Graph Mining using MapReduce Hadoop computing

Enyue Lu, Department of Mathematics and Computer Science, Salisbury University
Stephen Krucelyak, Department of Mathematics and Computer Science, Salisbury University
Corbin McNeill, Department of Mathematics and Computer Science, Salisbury University
Achuachua Tesoh-Snowsel, Department of Mathematics and Computer Science, Salisbury University
Chris Joseph, Stony Brook University
Matthias K. Gobbert, Department of Mathematics and Statistics, UMBC

Analyzing patterns in large-scale graphs, such as social and cyber networks (e.g. Facebook, Linkedin, Twitter), with millions, even billions of edges has many important applications such as community detection, blog analysis, intrusion and spamming detections, and many more. Currently, it is impossible to process information in real-world large-scale networks with millions even billions of objects with a single processor. To overcome single processor limitations, a cluster of computers with multiple processing elements operated in parallel connected by a distributed network are used to solve large-size problems and reduce processing time.

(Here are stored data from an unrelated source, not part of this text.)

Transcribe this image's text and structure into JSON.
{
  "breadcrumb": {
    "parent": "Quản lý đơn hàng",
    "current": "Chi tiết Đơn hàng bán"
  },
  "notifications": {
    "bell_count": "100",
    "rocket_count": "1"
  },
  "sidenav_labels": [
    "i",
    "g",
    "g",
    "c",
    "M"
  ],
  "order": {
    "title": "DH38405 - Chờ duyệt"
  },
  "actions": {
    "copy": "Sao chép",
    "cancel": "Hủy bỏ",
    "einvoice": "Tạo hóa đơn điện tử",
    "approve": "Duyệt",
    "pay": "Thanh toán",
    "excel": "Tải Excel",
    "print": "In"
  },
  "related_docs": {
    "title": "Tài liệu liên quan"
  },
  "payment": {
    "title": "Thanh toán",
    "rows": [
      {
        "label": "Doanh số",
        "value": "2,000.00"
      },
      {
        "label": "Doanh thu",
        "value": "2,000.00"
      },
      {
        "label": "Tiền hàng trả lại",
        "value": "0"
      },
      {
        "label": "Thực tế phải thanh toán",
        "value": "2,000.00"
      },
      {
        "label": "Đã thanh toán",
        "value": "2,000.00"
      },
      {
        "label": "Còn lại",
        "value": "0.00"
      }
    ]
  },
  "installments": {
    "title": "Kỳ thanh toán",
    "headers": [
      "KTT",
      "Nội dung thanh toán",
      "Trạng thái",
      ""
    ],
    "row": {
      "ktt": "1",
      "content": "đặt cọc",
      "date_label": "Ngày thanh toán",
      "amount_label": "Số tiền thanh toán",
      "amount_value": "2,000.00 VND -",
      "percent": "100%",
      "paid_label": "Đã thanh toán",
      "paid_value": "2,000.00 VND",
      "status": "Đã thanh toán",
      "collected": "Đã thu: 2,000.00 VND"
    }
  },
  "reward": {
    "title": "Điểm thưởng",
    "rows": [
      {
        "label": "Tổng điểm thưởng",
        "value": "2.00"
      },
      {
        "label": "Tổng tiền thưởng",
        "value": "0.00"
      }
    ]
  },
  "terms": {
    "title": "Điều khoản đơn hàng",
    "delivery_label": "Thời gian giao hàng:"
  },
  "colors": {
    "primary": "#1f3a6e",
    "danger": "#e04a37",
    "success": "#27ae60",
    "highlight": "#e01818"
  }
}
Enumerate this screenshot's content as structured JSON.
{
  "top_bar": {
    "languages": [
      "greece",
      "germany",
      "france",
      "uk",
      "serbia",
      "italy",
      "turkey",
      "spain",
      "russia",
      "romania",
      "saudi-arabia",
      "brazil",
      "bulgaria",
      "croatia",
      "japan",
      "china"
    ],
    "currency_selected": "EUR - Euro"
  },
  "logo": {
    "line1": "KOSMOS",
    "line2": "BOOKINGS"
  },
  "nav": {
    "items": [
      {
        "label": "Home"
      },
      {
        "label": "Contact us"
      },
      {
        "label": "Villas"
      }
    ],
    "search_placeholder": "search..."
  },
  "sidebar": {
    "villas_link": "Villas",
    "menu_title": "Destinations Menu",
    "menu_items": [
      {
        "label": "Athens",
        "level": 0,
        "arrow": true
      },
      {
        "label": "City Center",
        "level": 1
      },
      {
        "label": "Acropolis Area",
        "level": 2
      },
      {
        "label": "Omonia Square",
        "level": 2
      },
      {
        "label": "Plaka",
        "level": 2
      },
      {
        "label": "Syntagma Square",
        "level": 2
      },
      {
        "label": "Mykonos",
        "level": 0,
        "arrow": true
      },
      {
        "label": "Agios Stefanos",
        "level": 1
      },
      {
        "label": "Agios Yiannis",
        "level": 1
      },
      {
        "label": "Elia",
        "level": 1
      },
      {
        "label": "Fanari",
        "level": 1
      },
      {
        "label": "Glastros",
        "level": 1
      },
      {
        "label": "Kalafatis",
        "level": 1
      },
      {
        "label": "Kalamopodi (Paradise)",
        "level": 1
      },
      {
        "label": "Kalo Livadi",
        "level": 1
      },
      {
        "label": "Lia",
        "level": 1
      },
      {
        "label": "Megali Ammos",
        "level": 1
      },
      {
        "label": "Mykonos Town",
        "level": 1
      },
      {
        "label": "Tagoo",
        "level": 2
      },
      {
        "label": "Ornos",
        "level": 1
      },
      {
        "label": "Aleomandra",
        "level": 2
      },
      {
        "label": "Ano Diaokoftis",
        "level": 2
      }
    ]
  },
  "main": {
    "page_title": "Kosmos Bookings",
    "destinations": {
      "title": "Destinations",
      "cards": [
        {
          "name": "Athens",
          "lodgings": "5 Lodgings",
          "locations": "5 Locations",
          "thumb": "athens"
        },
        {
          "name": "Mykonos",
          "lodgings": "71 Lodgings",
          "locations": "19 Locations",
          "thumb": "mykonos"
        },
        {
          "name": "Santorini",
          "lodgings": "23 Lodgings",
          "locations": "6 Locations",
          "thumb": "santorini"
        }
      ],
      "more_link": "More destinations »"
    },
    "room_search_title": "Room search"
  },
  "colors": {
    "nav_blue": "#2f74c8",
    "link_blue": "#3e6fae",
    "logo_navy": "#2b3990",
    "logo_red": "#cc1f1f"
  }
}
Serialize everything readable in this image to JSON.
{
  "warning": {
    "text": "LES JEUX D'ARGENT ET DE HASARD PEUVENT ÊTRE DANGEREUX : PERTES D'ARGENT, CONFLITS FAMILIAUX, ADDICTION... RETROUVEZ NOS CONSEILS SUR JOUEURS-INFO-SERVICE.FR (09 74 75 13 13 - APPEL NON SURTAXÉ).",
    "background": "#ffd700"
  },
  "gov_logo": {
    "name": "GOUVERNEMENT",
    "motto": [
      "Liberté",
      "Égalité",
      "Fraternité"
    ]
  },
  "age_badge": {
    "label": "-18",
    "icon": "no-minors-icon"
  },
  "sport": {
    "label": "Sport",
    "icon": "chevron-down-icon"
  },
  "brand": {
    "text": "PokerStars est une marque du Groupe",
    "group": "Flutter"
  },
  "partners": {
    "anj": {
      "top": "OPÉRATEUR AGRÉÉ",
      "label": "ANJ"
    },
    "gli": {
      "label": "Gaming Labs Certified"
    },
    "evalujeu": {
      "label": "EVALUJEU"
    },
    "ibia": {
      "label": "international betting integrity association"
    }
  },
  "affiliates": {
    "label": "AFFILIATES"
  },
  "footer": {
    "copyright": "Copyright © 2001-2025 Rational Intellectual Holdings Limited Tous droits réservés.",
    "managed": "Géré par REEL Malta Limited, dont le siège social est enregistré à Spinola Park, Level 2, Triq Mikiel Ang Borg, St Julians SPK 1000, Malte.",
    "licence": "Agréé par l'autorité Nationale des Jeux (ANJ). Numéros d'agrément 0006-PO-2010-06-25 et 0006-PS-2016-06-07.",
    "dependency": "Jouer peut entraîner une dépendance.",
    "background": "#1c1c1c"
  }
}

In this project, students will try to enumerate and identify important graph patterns. The network is modeled as a graph. Each person is represented as a vertex and a mutual friendship between people is represented as an edge in the graph. Finding a pattern in a real-world network is equivalent to finding a subgraph in a large-scale graph. We will map graph decomposing operations into a series of MapReduce processes. The proposed MapReduce algorithms will be implemented in Haddop. We will also do performance comparison and analysis for the proposed MapReduce algorithms and simulation results.